Pénal - Droit pénal spécial
26/05/2016
Le fait, pour un officier de gendarmerie, de conduire et retenir pendant plusieurs heures une personne dans des locaux dépendant de son autorité, en connaissance de l'absence de fondement légal de la mesure, est constitutif du délit d'atteinte arbitraire à la liberté individuelle par dépositaire de l'autorité publique.

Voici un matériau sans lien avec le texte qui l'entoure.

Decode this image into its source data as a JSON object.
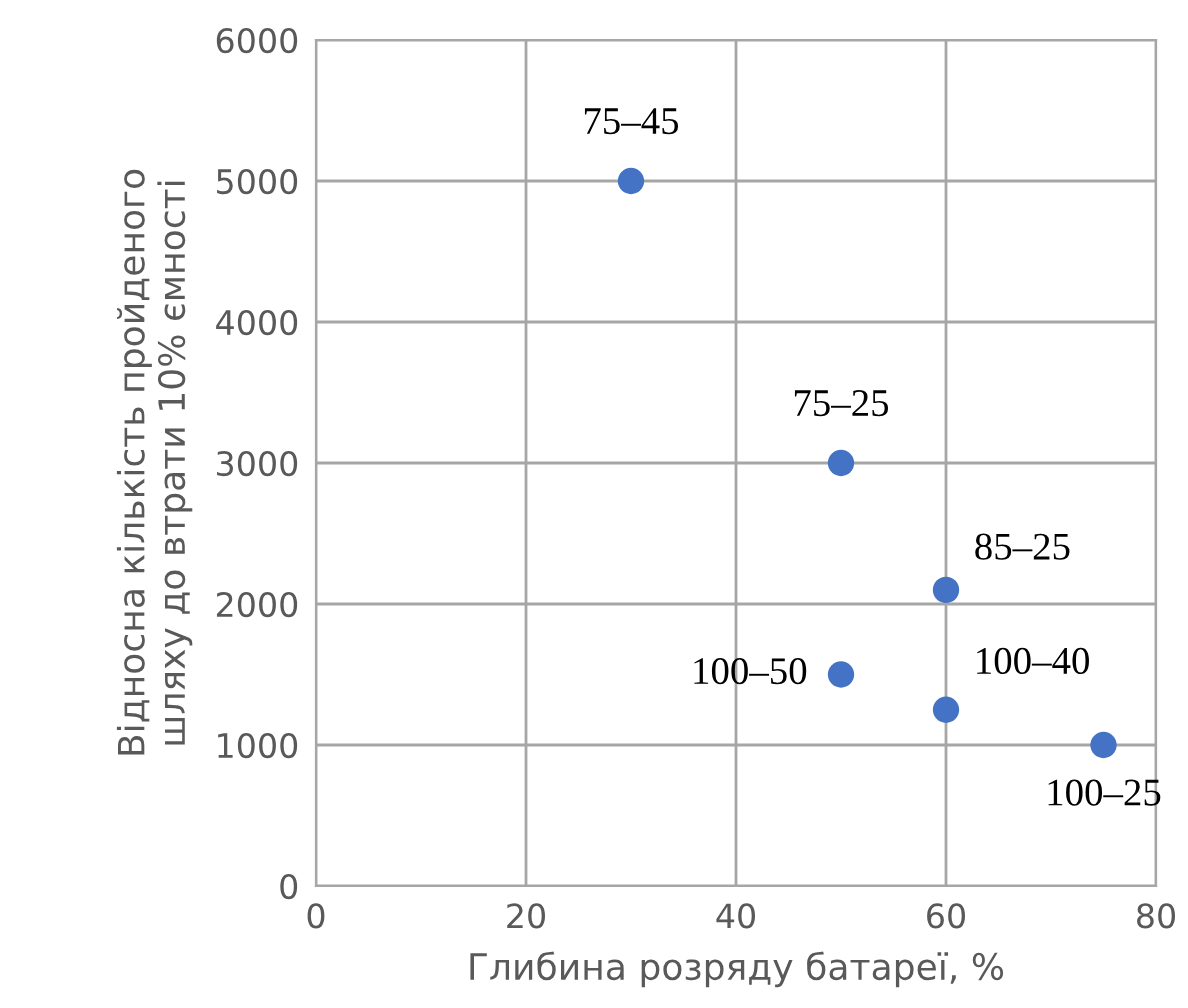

Tel est l'apport d'un arrêt de la chambre criminelle de la Cour de cassation rendu le 24 mai 2016. En l'espèce, M. Y, représentant d'un syndicat, a porté plainte au motif que, le 25 novembre 2010, alors qu'il souhaitait aller manifester contre la réforme des retraites à l'occasion d'un déplacement du Président de la République prévu en fin de matinée, deux gendarmes l'ont invité, vers 9 heures 30, à les suivre à la brigade locale, où il a fait l'objet d'une vérification d'identité, d'une fouille ainsi que, de 10 heures 45 à 12 heures 30, d'une audition sur son activité syndicale et sa prétendue participation à un collage d'affiches, et qu'il n'a finalement été autorisé à quitter les lieux que vers 13 heures 45, une fois la visite présidentielle achevée.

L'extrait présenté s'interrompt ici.